What insights can we gather from this content to enhance our visual storytelling?
Cracking the code: why these visuals are conceptually so successful
  • Back to Office: The increased popularity of in‑office visuals in 2022 can be attributed to many companies urging their employees to return to the office following a period of remote work. This might explain why colleagues are shown in close proximity to one another without adhering to social distancing measures. 
  • Empowered Women: Aligned with social changes, women have gained more centrality in the workplace. They are increasingly seen in business settings, in positions of expertise, or as leaders of meetings. In fact, businesswomen shown in visuals grew 20% in 2022.
  • Casual Everyday: Business attire has become less formal. Probably as a consequence of working from home for so long, people have started to prioritize comfort over formality. As a result, we are seeing fewer suits and ties and instead are seeing more casual looks. In fact, visuals depicting any type of formalwear dropped 5% in the last year. 
  • Offices as a Friendlier Place: If workers need to spend time at the office instead of working from home, the environment should be as comfortable as possible. This includes offering a more homely environment, but it is also aligned with smart buildings that have big open windows with natural surroundings, conveying a calming feeling. 
Beyond popularity ‑ promoting authenticity

Our latest Visual GPS consumer survey reveals that 9 out of 10 Latin Americans expect to see visual stories that portray real people, people like them. To promote authenticity, three crucial aspects should be considered in order to enhance business visual storytelling:
  • People's ethnicity: Although white people are not a regional majority, they are often overrepresented in Latin American's visuals. 

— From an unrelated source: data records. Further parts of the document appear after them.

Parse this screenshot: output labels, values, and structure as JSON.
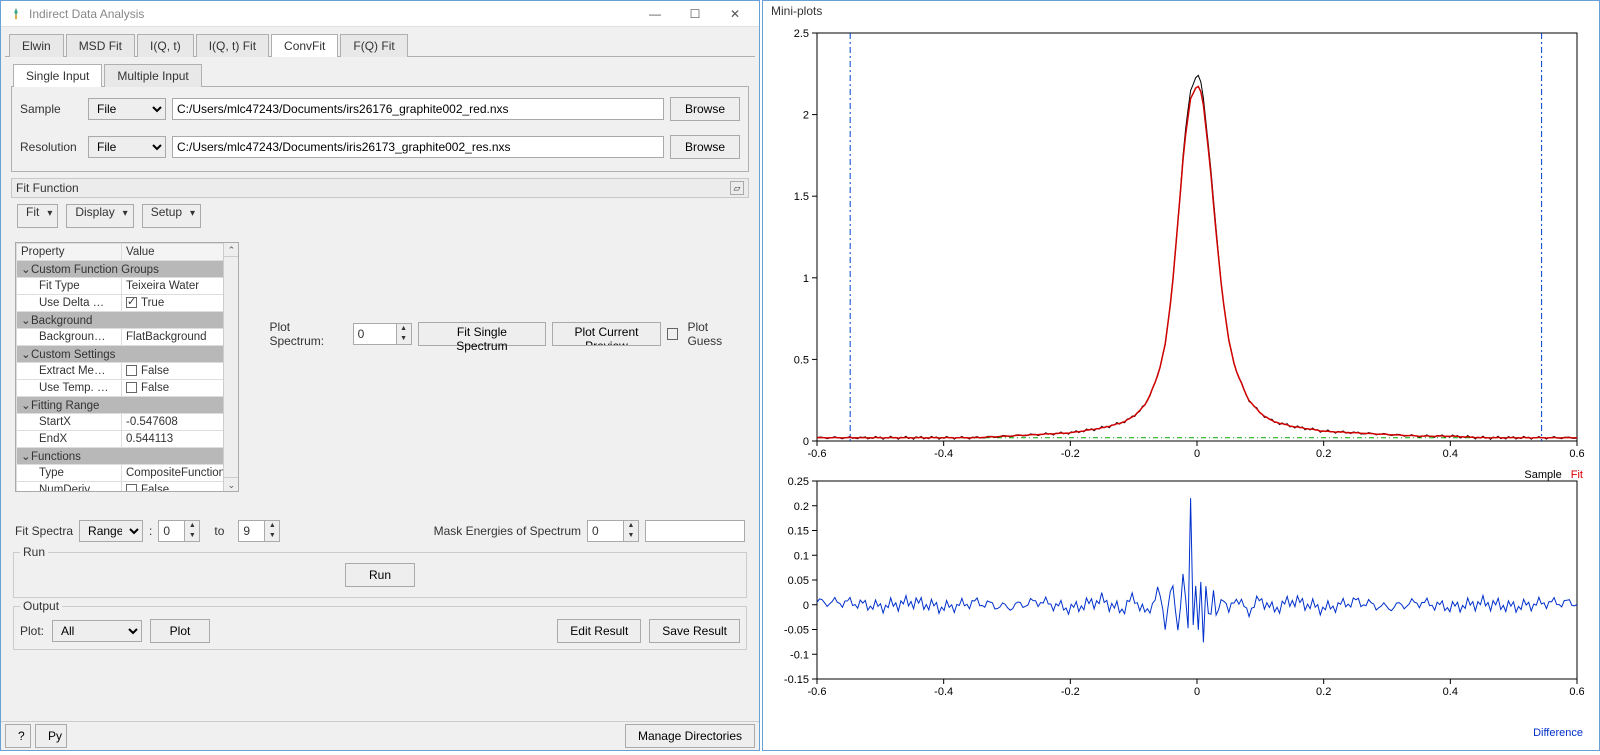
{
  "window": {
    "title": "Indirect Data Analysis",
    "tabs": [
      "Elwin",
      "MSD Fit",
      "I(Q, t)",
      "I(Q, t) Fit",
      "ConvFit",
      "F(Q) Fit"
    ],
    "active_tab": "ConvFit",
    "subtabs": [
      "Single Input",
      "Multiple Input"
    ],
    "active_subtab": "Single Input"
  },
  "inputs": {
    "sample_label": "Sample",
    "sample_mode": "File",
    "sample_path": "C:/Users/mlc47243/Documents/irs26176_graphite002_red.nxs",
    "resolution_label": "Resolution",
    "resolution_mode": "File",
    "resolution_path": "C:/Users/mlc47243/Documents/iris26173_graphite002_res.nxs",
    "browse": "Browse"
  },
  "fitfunc": {
    "title": "Fit Function",
    "buttons": {
      "fit": "Fit",
      "display": "Display",
      "setup": "Setup"
    },
    "headers": {
      "property": "Property",
      "value": "Value"
    },
    "groups": {
      "custom_function_groups": "Custom Function Groups",
      "fit_type_label": "Fit Type",
      "fit_type_value": "Teixeira Water",
      "use_delta_label": "Use Delta …",
      "use_delta_value": "True",
      "background_group": "Background",
      "background_label": "Backgroun…",
      "background_value": "FlatBackground",
      "custom_settings": "Custom Settings",
      "extract_me_label": "Extract Me…",
      "extract_me_value": "False",
      "use_temp_label": "Use Temp. …",
      "use_temp_value": "False",
      "fitting_range": "Fitting Range",
      "startx_label": "StartX",
      "startx_value": "-0.547608",
      "endx_label": "EndX",
      "endx_value": "0.544113",
      "functions": "Functions",
      "type_label": "Type",
      "type_value": "CompositeFunction",
      "numderiv_label": "NumDeriv",
      "numderiv_value": "False"
    }
  },
  "spectrum": {
    "label": "Plot Spectrum:",
    "value": "0",
    "fit_single": "Fit Single Spectrum",
    "plot_preview": "Plot Current Preview",
    "plot_guess": "Plot Guess"
  },
  "fitspectra": {
    "label": "Fit Spectra",
    "mode": "Range",
    "from": "0",
    "to_label": "to",
    "to": "9",
    "mask_label": "Mask Energies of Spectrum",
    "mask_spec": "0"
  },
  "run": {
    "title": "Run",
    "button": "Run"
  },
  "output": {
    "title": "Output",
    "plot_label": "Plot:",
    "plot_mode": "All",
    "plot_btn": "Plot",
    "edit_result": "Edit Result",
    "save_result": "Save Result"
  },
  "bottom": {
    "help": "?",
    "py": "Py",
    "manage": "Manage Directories"
  },
  "miniplots": {
    "title": "Mini-plots",
    "legend_top": {
      "sample": "Sample",
      "fit": "Fit"
    },
    "legend_bottom": {
      "difference": "Difference"
    }
  },
  "chart_data": [
    {
      "type": "line",
      "title": "",
      "xlabel": "",
      "ylabel": "",
      "xlim": [
        -0.6,
        0.6
      ],
      "ylim": [
        0,
        2.5
      ],
      "xticks": [
        -0.6,
        -0.4,
        -0.2,
        0,
        0.2,
        0.4,
        0.6
      ],
      "yticks": [
        0,
        0.5,
        1,
        1.5,
        2,
        2.5
      ],
      "vlines": [
        -0.547608,
        0.544113
      ],
      "series": [
        {
          "name": "Sample",
          "color": "#000000",
          "x": [
            -0.55,
            -0.5,
            -0.45,
            -0.4,
            -0.35,
            -0.3,
            -0.25,
            -0.2,
            -0.15,
            -0.12,
            -0.1,
            -0.08,
            -0.06,
            -0.05,
            -0.04,
            -0.03,
            -0.02,
            -0.01,
            0,
            0.005,
            0.01,
            0.02,
            0.03,
            0.04,
            0.05,
            0.06,
            0.08,
            0.1,
            0.12,
            0.15,
            0.2,
            0.25,
            0.3,
            0.35,
            0.4,
            0.45,
            0.5,
            0.55
          ],
          "y": [
            0.02,
            0.02,
            0.02,
            0.02,
            0.02,
            0.03,
            0.04,
            0.05,
            0.08,
            0.11,
            0.15,
            0.23,
            0.42,
            0.6,
            0.9,
            1.35,
            1.85,
            2.15,
            2.25,
            2.22,
            2.1,
            1.75,
            1.3,
            0.9,
            0.62,
            0.45,
            0.26,
            0.17,
            0.12,
            0.09,
            0.06,
            0.05,
            0.04,
            0.03,
            0.03,
            0.02,
            0.02,
            0.02
          ]
        },
        {
          "name": "Fit",
          "color": "#d00000",
          "x": [
            -0.55,
            -0.5,
            -0.45,
            -0.4,
            -0.35,
            -0.3,
            -0.25,
            -0.2,
            -0.15,
            -0.12,
            -0.1,
            -0.08,
            -0.06,
            -0.05,
            -0.04,
            -0.03,
            -0.02,
            -0.01,
            0,
            0.005,
            0.01,
            0.02,
            0.03,
            0.04,
            0.05,
            0.06,
            0.08,
            0.1,
            0.12,
            0.15,
            0.2,
            0.25,
            0.3,
            0.35,
            0.4,
            0.45,
            0.5,
            0.55
          ],
          "y": [
            0.02,
            0.02,
            0.02,
            0.02,
            0.02,
            0.03,
            0.04,
            0.05,
            0.08,
            0.11,
            0.15,
            0.23,
            0.42,
            0.6,
            0.9,
            1.35,
            1.82,
            2.1,
            2.18,
            2.16,
            2.06,
            1.72,
            1.28,
            0.9,
            0.62,
            0.45,
            0.26,
            0.17,
            0.12,
            0.09,
            0.06,
            0.05,
            0.04,
            0.03,
            0.03,
            0.02,
            0.02,
            0.02
          ]
        }
      ]
    },
    {
      "type": "line",
      "title": "",
      "xlabel": "",
      "ylabel": "",
      "xlim": [
        -0.6,
        0.6
      ],
      "ylim": [
        -0.15,
        0.25
      ],
      "xticks": [
        -0.6,
        -0.4,
        -0.2,
        0,
        0.2,
        0.4,
        0.6
      ],
      "yticks": [
        -0.15,
        -0.1,
        -0.05,
        0,
        0.05,
        0.1,
        0.15,
        0.2,
        0.25
      ],
      "series": [
        {
          "name": "Difference",
          "color": "#0030cc",
          "x": [
            -0.55,
            -0.5,
            -0.45,
            -0.4,
            -0.35,
            -0.3,
            -0.25,
            -0.2,
            -0.15,
            -0.12,
            -0.1,
            -0.08,
            -0.06,
            -0.05,
            -0.04,
            -0.03,
            -0.02,
            -0.015,
            -0.01,
            -0.005,
            0,
            0.003,
            0.007,
            0.01,
            0.015,
            0.02,
            0.025,
            0.03,
            0.04,
            0.05,
            0.06,
            0.08,
            0.1,
            0.12,
            0.15,
            0.2,
            0.25,
            0.3,
            0.35,
            0.4,
            0.45,
            0.5,
            0.55
          ],
          "y": [
            0.005,
            -0.004,
            0.006,
            -0.006,
            0.005,
            -0.005,
            0.007,
            -0.008,
            0.01,
            -0.012,
            0.015,
            -0.02,
            0.03,
            -0.04,
            0.045,
            -0.05,
            0.09,
            -0.12,
            0.22,
            -0.1,
            0.14,
            -0.15,
            0.1,
            -0.08,
            0.07,
            -0.06,
            0.04,
            -0.03,
            0.025,
            -0.02,
            0.018,
            -0.015,
            0.012,
            -0.01,
            0.009,
            -0.008,
            0.007,
            -0.006,
            0.005,
            -0.005,
            0.004,
            -0.004,
            0.004
          ]
        }
      ]
    }
  ]
}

  • Regional culture: Showing local culture is key. As stated before, Marc Augé named "non‑places" as those that lack identity, where humans can seem anonymous or even exchangeable.  
  • Ageism bias: Senior adults are rarely seen involved in business settings, privileging young and mid adults as the ones portrayed in professional occupations.

Therefore, to ensure that consumers relate to your visual storytelling, it is essential to ask:
  • Are your business visuals portraying true regional demographic composition?
  • Are you adequately representing the local culture of each market with their traditions, festivities, colors, tones and even textures?
  • Are you including a range of ages in your visuals to broaden representation?